Résultat, 112,3 points de moyenne par équipe et par match en octobre, un record depuis plus de 50 ans. L’idée n’est pas seulement que les défenseurs n’ont pas envie de venir bosser le matin, mais que le jeu a changé : arroser à trois points pendant tout le match est devenu une norme, les temps de possession avant le shoot sont plus courts.  

La consommation, elle aussi, a changé. La « génération highlights » est née en même temps que les réseaux sociaux. On résume un match au dunk de LeBron, au cross de Chris Paul ou aux trois points from downtown de Steph Curry. « Ca correspond tout à fait à cette volonté de mettre l'individualité en avant au détriment du collectif, poursuit l’homme derrière l’un des comptes de suiveurs les plus actifs de Twitter. L'idée centrale, c'est de promouvoir les performances individuelles, avec un feuilleton différent chaque année. L'an passé, c'était Westbrook et ses cinquante triple-double, cette saison c'est Harden à plus de 37 points de moyenne. D'ailleurs, on ne parle plus de Houston, mais de Harden. »

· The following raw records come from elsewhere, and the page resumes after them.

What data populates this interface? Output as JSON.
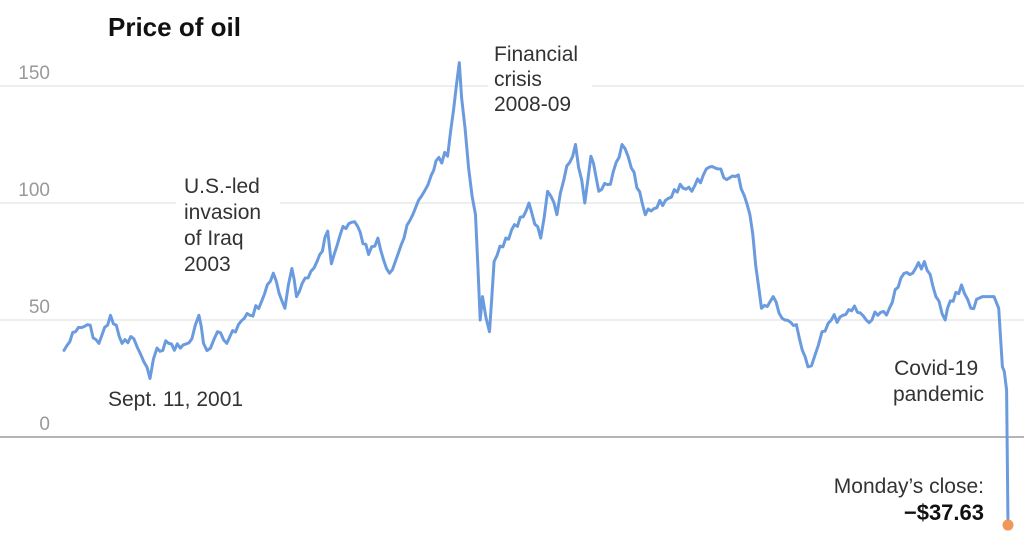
{
  "colors": {
    "line": "#6b9bdf",
    "endpoint": "#f0965a",
    "grid": "#dddddd",
    "zero": "#888888"
  },
  "chart_data": {
    "type": "line",
    "title": "Price of oil",
    "xlabel": "",
    "ylabel": "",
    "xlim": [
      2000.0,
      2020.3
    ],
    "ylim": [
      -40,
      170
    ],
    "yticks": [
      0,
      50,
      100,
      150
    ],
    "grid": true,
    "legend": "none",
    "series": [
      {
        "x": [
          2000.0,
          2000.25,
          2000.5,
          2000.75,
          2001.0,
          2001.25,
          2001.5,
          2001.72,
          2001.85,
          2002.0,
          2002.25,
          2002.5,
          2002.75,
          2002.9,
          2003.0,
          2003.15,
          2003.3,
          2003.5,
          2003.75,
          2004.0,
          2004.25,
          2004.5,
          2004.75,
          2004.9,
          2005.0,
          2005.25,
          2005.5,
          2005.67,
          2005.75,
          2006.0,
          2006.25,
          2006.55,
          2006.75,
          2007.0,
          2007.25,
          2007.5,
          2007.75,
          2007.9,
          2008.0,
          2008.25,
          2008.5,
          2008.55,
          2008.7,
          2008.85,
          2008.95,
          2009.0,
          2009.15,
          2009.25,
          2009.5,
          2009.75,
          2010.0,
          2010.25,
          2010.4,
          2010.6,
          2010.75,
          2011.0,
          2011.2,
          2011.33,
          2011.5,
          2011.75,
          2012.0,
          2012.2,
          2012.5,
          2012.75,
          2013.0,
          2013.25,
          2013.5,
          2013.75,
          2014.0,
          2014.25,
          2014.5,
          2014.75,
          2015.0,
          2015.25,
          2015.5,
          2015.75,
          2016.0,
          2016.15,
          2016.3,
          2016.5,
          2016.75,
          2017.0,
          2017.25,
          2017.5,
          2017.75,
          2018.0,
          2018.25,
          2018.5,
          2018.75,
          2018.95,
          2019.0,
          2019.3,
          2019.5,
          2019.75,
          2020.0,
          2020.1,
          2020.18,
          2020.22,
          2020.27,
          2020.3
        ],
        "y": [
          37,
          45,
          48,
          40,
          52,
          40,
          42,
          32,
          25,
          38,
          40,
          38,
          42,
          52,
          40,
          38,
          45,
          40,
          48,
          52,
          58,
          70,
          55,
          72,
          60,
          68,
          78,
          88,
          74,
          90,
          92,
          78,
          85,
          70,
          82,
          95,
          105,
          112,
          118,
          120,
          160,
          145,
          115,
          95,
          50,
          60,
          45,
          75,
          85,
          90,
          100,
          85,
          105,
          95,
          110,
          125,
          100,
          120,
          105,
          108,
          125,
          115,
          95,
          98,
          102,
          108,
          105,
          112,
          115,
          110,
          112,
          95,
          55,
          60,
          50,
          48,
          30,
          35,
          45,
          50,
          52,
          56,
          50,
          52,
          55,
          68,
          70,
          75,
          60,
          50,
          55,
          65,
          55,
          60,
          60,
          55,
          30,
          28,
          20,
          -37.63
        ]
      }
    ],
    "annotations": {
      "sept11": "Sept. 11, 2001",
      "iraq": [
        "U.S.-led",
        "invasion",
        "of Iraq",
        "2003"
      ],
      "crisis": [
        "Financial",
        "crisis",
        "2008-09"
      ],
      "covid": [
        "Covid-19",
        "pandemic"
      ],
      "close_label": "Monday’s close:",
      "close_value": "−$37.63"
    }
  }
}
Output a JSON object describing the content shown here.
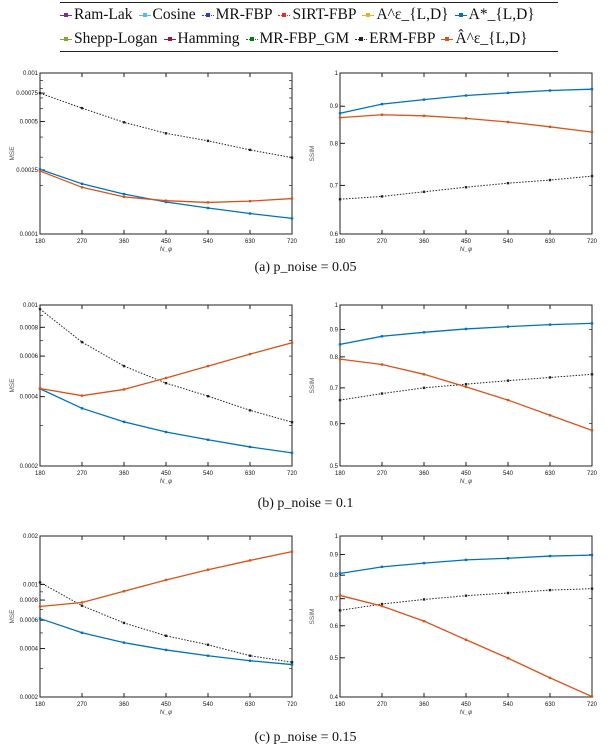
{
  "legend": {
    "items": [
      {
        "label": "Ram-Lak",
        "color": "#7e2f8e",
        "style": "solid"
      },
      {
        "label": "Cosine",
        "color": "#4dbeee",
        "style": "solid"
      },
      {
        "label": "MR-FBP",
        "color": "#3030ff",
        "style": "dotted"
      },
      {
        "label": "SIRT-FBP",
        "color": "#ff2020",
        "style": "dotted"
      },
      {
        "label": "A^ε_{L,D}",
        "color": "#edb120",
        "style": "solid"
      },
      {
        "label": "A*_{L,D}",
        "color": "#0072bd",
        "style": "solid"
      },
      {
        "label": "Shepp-Logan",
        "color": "#77ac30",
        "style": "solid"
      },
      {
        "label": "Hamming",
        "color": "#a2142f",
        "style": "solid"
      },
      {
        "label": "MR-FBP_GM",
        "color": "#008000",
        "style": "dotted"
      },
      {
        "label": "ERM-FBP",
        "color": "#222222",
        "style": "dotted"
      },
      {
        "label": "Â^ε_{L,D}",
        "color": "#d95319",
        "style": "solid"
      }
    ]
  },
  "captions": [
    "(a) p_noise = 0.05",
    "(b) p_noise = 0.1",
    "(c) p_noise = 0.15"
  ],
  "chart_data": [
    {
      "type": "line",
      "panel": "a-mse",
      "xlabel": "N_φ",
      "ylabel": "MSE",
      "yscale": "log",
      "ylim": [
        0.0001,
        0.001
      ],
      "x": [
        180,
        270,
        360,
        450,
        540,
        630,
        720
      ],
      "xticks": [
        "180",
        "270",
        "360",
        "450",
        "540",
        "630",
        "720"
      ],
      "yticks": [
        0.0001,
        0.00025,
        0.0005,
        0.00075,
        0.001
      ],
      "yticklabels": [
        "0.0001",
        "0.00025",
        "0.0005",
        "0.00075",
        "0.001"
      ],
      "series": [
        {
          "name": "ERM-FBP",
          "color": "#222222",
          "style": "dotted",
          "values": [
            0.00075,
            0.000605,
            0.000494,
            0.000422,
            0.000379,
            0.000333,
            0.000298
          ]
        },
        {
          "name": "A*_{L,D}",
          "color": "#0072bd",
          "style": "solid",
          "values": [
            0.000252,
            0.000205,
            0.000177,
            0.000158,
            0.000145,
            0.000134,
            0.000125
          ]
        },
        {
          "name": "Â^ε_{L,D}",
          "color": "#d95319",
          "style": "solid",
          "values": [
            0.000246,
            0.000195,
            0.00017,
            0.000161,
            0.000157,
            0.00016,
            0.000166
          ]
        }
      ]
    },
    {
      "type": "line",
      "panel": "a-ssim",
      "xlabel": "N_φ",
      "ylabel": "SSIM",
      "yscale": "log",
      "ylim": [
        0.6,
        1
      ],
      "x": [
        180,
        270,
        360,
        450,
        540,
        630,
        720
      ],
      "xticks": [
        "180",
        "270",
        "360",
        "450",
        "540",
        "630",
        "720"
      ],
      "yticks": [
        0.6,
        0.7,
        0.8,
        0.9,
        1
      ],
      "yticklabels": [
        "0.6",
        "0.7",
        "0.8",
        "0.9",
        "1"
      ],
      "series": [
        {
          "name": "ERM-FBP",
          "color": "#222222",
          "style": "dotted",
          "values": [
            0.67,
            0.676,
            0.686,
            0.696,
            0.705,
            0.712,
            0.721
          ]
        },
        {
          "name": "A*_{L,D}",
          "color": "#0072bd",
          "style": "solid",
          "values": [
            0.88,
            0.906,
            0.919,
            0.931,
            0.939,
            0.946,
            0.95
          ]
        },
        {
          "name": "Â^ε_{L,D}",
          "color": "#d95319",
          "style": "solid",
          "values": [
            0.868,
            0.876,
            0.873,
            0.866,
            0.856,
            0.843,
            0.829
          ]
        }
      ]
    },
    {
      "type": "line",
      "panel": "b-mse",
      "xlabel": "N_φ",
      "ylabel": "MSE",
      "yscale": "log",
      "ylim": [
        0.0002,
        0.001
      ],
      "x": [
        180,
        270,
        360,
        450,
        540,
        630,
        720
      ],
      "xticks": [
        "180",
        "270",
        "360",
        "450",
        "540",
        "630",
        "720"
      ],
      "yticks": [
        0.0002,
        0.0004,
        0.0006,
        0.0008,
        0.001
      ],
      "yticklabels": [
        "0.0002",
        "0.0004",
        "0.0006",
        "0.0008",
        "0.001"
      ],
      "series": [
        {
          "name": "ERM-FBP",
          "color": "#222222",
          "style": "dotted",
          "values": [
            0.00096,
            0.00069,
            0.000543,
            0.000458,
            0.000402,
            0.000349,
            0.00031
          ]
        },
        {
          "name": "A*_{L,D}",
          "color": "#0072bd",
          "style": "solid",
          "values": [
            0.000433,
            0.000356,
            0.000311,
            0.000281,
            0.00026,
            0.000242,
            0.000228
          ]
        },
        {
          "name": "Â^ε_{L,D}",
          "color": "#d95319",
          "style": "solid",
          "values": [
            0.000434,
            0.000404,
            0.00043,
            0.000482,
            0.000543,
            0.000612,
            0.000686
          ]
        }
      ]
    },
    {
      "type": "line",
      "panel": "b-ssim",
      "xlabel": "N_φ",
      "ylabel": "SSIM",
      "yscale": "log",
      "ylim": [
        0.5,
        1
      ],
      "x": [
        180,
        270,
        360,
        450,
        540,
        630,
        720
      ],
      "xticks": [
        "180",
        "270",
        "360",
        "450",
        "540",
        "630",
        "720"
      ],
      "yticks": [
        0.5,
        0.6,
        0.7,
        0.8,
        0.9,
        1
      ],
      "yticklabels": [
        "0.5",
        "0.6",
        "0.7",
        "0.8",
        "0.9",
        "1"
      ],
      "series": [
        {
          "name": "ERM-FBP",
          "color": "#222222",
          "style": "dotted",
          "values": [
            0.664,
            0.683,
            0.7,
            0.711,
            0.722,
            0.732,
            0.742
          ]
        },
        {
          "name": "A*_{L,D}",
          "color": "#0072bd",
          "style": "solid",
          "values": [
            0.844,
            0.874,
            0.889,
            0.902,
            0.911,
            0.919,
            0.924
          ]
        },
        {
          "name": "Â^ε_{L,D}",
          "color": "#d95319",
          "style": "solid",
          "values": [
            0.792,
            0.774,
            0.742,
            0.703,
            0.664,
            0.622,
            0.583
          ]
        }
      ]
    },
    {
      "type": "line",
      "panel": "c-mse",
      "xlabel": "N_φ",
      "ylabel": "MSE",
      "yscale": "log",
      "ylim": [
        0.0002,
        0.002
      ],
      "x": [
        180,
        270,
        360,
        450,
        540,
        630,
        720
      ],
      "xticks": [
        "180",
        "270",
        "360",
        "450",
        "540",
        "630",
        "720"
      ],
      "yticks": [
        0.0002,
        0.0004,
        0.0006,
        0.0008,
        0.001,
        0.002
      ],
      "yticklabels": [
        "0.0002",
        "0.0004",
        "0.0006",
        "0.0008",
        "0.001",
        "0.002"
      ],
      "series": [
        {
          "name": "ERM-FBP",
          "color": "#222222",
          "style": "dotted",
          "values": [
            0.00103,
            0.000738,
            0.000577,
            0.00048,
            0.000422,
            0.000361,
            0.000329
          ]
        },
        {
          "name": "A*_{L,D}",
          "color": "#0072bd",
          "style": "solid",
          "values": [
            0.000614,
            0.000501,
            0.000435,
            0.000392,
            0.000361,
            0.000336,
            0.000318
          ]
        },
        {
          "name": "Â^ε_{L,D}",
          "color": "#d95319",
          "style": "solid",
          "values": [
            0.00073,
            0.000773,
            0.000908,
            0.001066,
            0.001235,
            0.00141,
            0.0016
          ]
        }
      ]
    },
    {
      "type": "line",
      "panel": "c-ssim",
      "xlabel": "N_φ",
      "ylabel": "SSIM",
      "yscale": "log",
      "ylim": [
        0.4,
        1
      ],
      "x": [
        180,
        270,
        360,
        450,
        540,
        630,
        720
      ],
      "xticks": [
        "180",
        "270",
        "360",
        "450",
        "540",
        "630",
        "720"
      ],
      "yticks": [
        0.4,
        0.5,
        0.6,
        0.7,
        0.8,
        0.9,
        1
      ],
      "yticklabels": [
        "0.4",
        "0.5",
        "0.6",
        "0.7",
        "0.8",
        "0.9",
        "1"
      ],
      "series": [
        {
          "name": "ERM-FBP",
          "color": "#222222",
          "style": "dotted",
          "values": [
            0.655,
            0.679,
            0.697,
            0.712,
            0.723,
            0.735,
            0.741
          ]
        },
        {
          "name": "A*_{L,D}",
          "color": "#0072bd",
          "style": "solid",
          "values": [
            0.808,
            0.839,
            0.857,
            0.873,
            0.881,
            0.892,
            0.897
          ]
        },
        {
          "name": "Â^ε_{L,D}",
          "color": "#d95319",
          "style": "solid",
          "values": [
            0.713,
            0.671,
            0.616,
            0.554,
            0.499,
            0.446,
            0.401
          ]
        }
      ]
    }
  ]
}
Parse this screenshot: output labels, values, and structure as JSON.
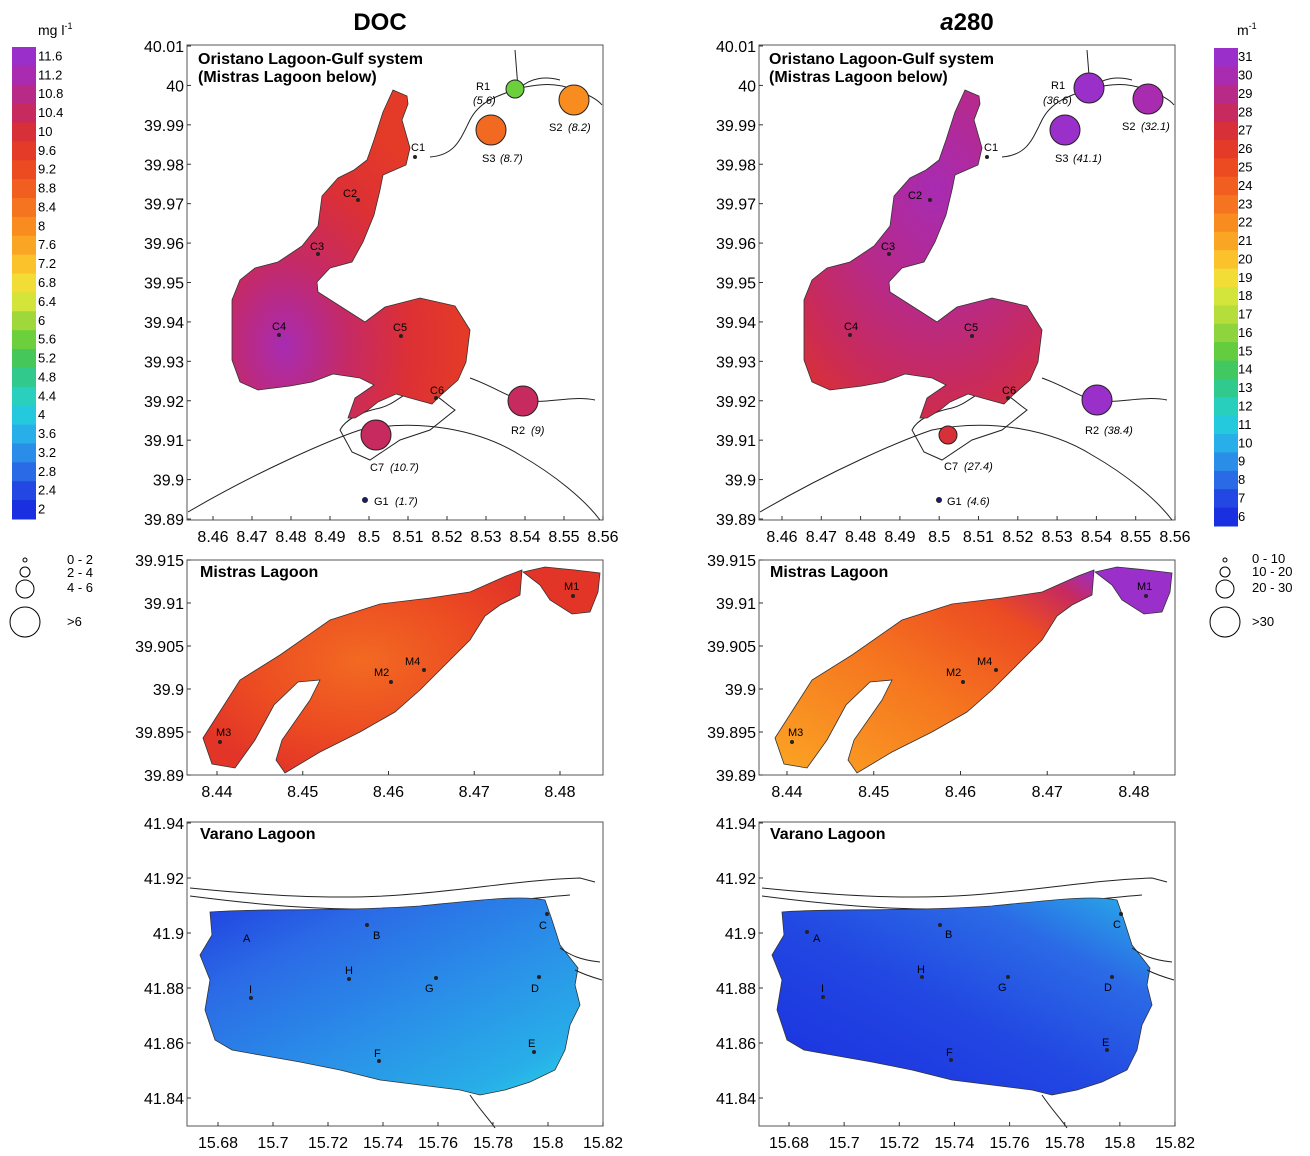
{
  "titles": {
    "doc": "DOC",
    "a280_italic": "a",
    "a280_rest": "280"
  },
  "units": {
    "doc": "mg l-1",
    "doc_base": "mg l",
    "doc_sup": "-1",
    "a280": "m-1",
    "a280_base": "m",
    "a280_sup": "-1"
  },
  "doc_scale": {
    "labels": [
      "11.6",
      "11.2",
      "10.8",
      "10.4",
      "10",
      "9.6",
      "9.2",
      "8.8",
      "8.4",
      "8",
      "7.6",
      "7.2",
      "6.8",
      "6.4",
      "6",
      "5.6",
      "5.2",
      "4.8",
      "4.4",
      "4",
      "3.6",
      "3.2",
      "2.8",
      "2.4",
      "2"
    ],
    "colors": [
      "#9b2fc9",
      "#a82bb0",
      "#b72a88",
      "#c72a5e",
      "#d83038",
      "#e43a28",
      "#ec4b22",
      "#f15e20",
      "#f5741f",
      "#f98c1f",
      "#fba524",
      "#fbc22c",
      "#f2dc36",
      "#d3e43a",
      "#9fd83b",
      "#6ccf3c",
      "#45c75a",
      "#32c98c",
      "#2ad0bd",
      "#25c9de",
      "#28aee8",
      "#2a8de8",
      "#2b6ae6",
      "#2247e2",
      "#1a2fe0"
    ]
  },
  "a280_scale": {
    "labels": [
      "31",
      "30",
      "29",
      "28",
      "27",
      "26",
      "25",
      "24",
      "23",
      "22",
      "21",
      "20",
      "19",
      "18",
      "17",
      "16",
      "15",
      "14",
      "13",
      "12",
      "11",
      "10",
      "9",
      "8",
      "7",
      "6"
    ],
    "colors": [
      "#9b2fc9",
      "#a82bb0",
      "#b72a88",
      "#c72a5e",
      "#d83038",
      "#e43a28",
      "#ec4b22",
      "#f15e20",
      "#f5741f",
      "#f98c1f",
      "#fba524",
      "#fbc22c",
      "#f2dc36",
      "#d3e43a",
      "#b5de3b",
      "#8ed43c",
      "#63cd3f",
      "#42c860",
      "#30ca8f",
      "#28cfbd",
      "#25c9de",
      "#28aee8",
      "#2a8de8",
      "#2b6ae6",
      "#2247e2",
      "#1a2fe0"
    ]
  },
  "doc_size_legend": [
    "0 - 2",
    "2 - 4",
    "4 - 6",
    ">6"
  ],
  "a280_size_legend": [
    "0 - 10",
    "10 - 20",
    "20 - 30",
    ">30"
  ],
  "oristano": {
    "title_line1": "Oristano Lagoon-Gulf system",
    "title_line2": "(Mistras Lagoon below)",
    "y_ticks": [
      "40.01",
      "40",
      "39.99",
      "39.98",
      "39.97",
      "39.96",
      "39.95",
      "39.94",
      "39.93",
      "39.92",
      "39.91",
      "39.9",
      "39.89"
    ],
    "x_ticks": [
      "8.46",
      "8.47",
      "8.48",
      "8.49",
      "8.5",
      "8.51",
      "8.52",
      "8.53",
      "8.54",
      "8.55",
      "8.56"
    ],
    "stations": [
      "C1",
      "C2",
      "C3",
      "C4",
      "C5",
      "C6"
    ],
    "doc_values": {
      "R1": "R1",
      "R1v": "(5.6)",
      "S2": "S2",
      "S2v": "(8.2)",
      "S3": "S3",
      "S3v": "(8.7)",
      "R2": "R2",
      "R2v": "(9)",
      "C7": "C7",
      "C7v": "(10.7)",
      "G1": "G1",
      "G1v": "(1.7)"
    },
    "a280_values": {
      "R1": "R1",
      "R1v": "(36.6)",
      "S2": "S2",
      "S2v": "(32.1)",
      "S3": "S3",
      "S3v": "(41.1)",
      "R2": "R2",
      "R2v": "(38.4)",
      "C7": "C7",
      "C7v": "(27.4)",
      "G1": "G1",
      "G1v": "(4.6)"
    }
  },
  "mistras": {
    "title": "Mistras Lagoon",
    "y_ticks": [
      "39.915",
      "39.91",
      "39.905",
      "39.9",
      "39.895",
      "39.89"
    ],
    "x_ticks": [
      "8.44",
      "8.45",
      "8.46",
      "8.47",
      "8.48"
    ],
    "stations": [
      "M1",
      "M2",
      "M3",
      "M4"
    ]
  },
  "varano": {
    "title": "Varano Lagoon",
    "y_ticks": [
      "41.94",
      "41.92",
      "41.9",
      "41.88",
      "41.86",
      "41.84"
    ],
    "x_ticks": [
      "15.68",
      "15.7",
      "15.72",
      "15.74",
      "15.76",
      "15.78",
      "15.8",
      "15.82"
    ],
    "stations": [
      "A",
      "B",
      "C",
      "D",
      "E",
      "F",
      "G",
      "H",
      "I"
    ]
  }
}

« Les temps forts et les contenus de format court (essentiellement les meilleures actions offensives), sont, sans conteste, des outils économiques, attractifs pour les fans, explique ainsi à l’AFP David Abrutyn, associé au sein de la société de conseil Bruin Sports Capital. L'enthousiasme que génère l'attaque peut être relié à l'intérêt des fans et à leur investissement, ce qui est intéressant en soi. »

Réaction logique, « défendre la défense » est un peu devenu une mode. Les purs et durs râlent beaucoup de voir leur sport perdre son essence physique. En NFL, aucun défenseur n’a pas commis à un moment ou l’autre de la saison un tweet assassin sur les nouvelles règles. Les fans de NBA, eux, ont compris l’idée : on s’emmerde 82 matchs dans la saison puis on attend les play-offs pour voir du vrai basket. « Les arbitres ont des directives alors bien différentes. Il faut permettre aux défenseurs de s'exprimer pour avoir des matchs plus resserrés. Les collectifs reprennent le pas à ce moment-là »

Et en NFL aussi, « defense still wins championships », Philippe Gardent ? « C’est prépondérant et ça ne changera jamais, répond celui qui commentera le Superbowl sur TF1. En play-offs, c’est celui qui prend le moins de points qui gagne le match, pas celui qui en marque le plus. Il y a aussi une question de crispation offensive liée aux gros événements. Dimanche soir, je pense qu’on sera plus autour des 50 points dans le match qu’à 100 points ».

Alors comme dirait Michel, vivement dimanche.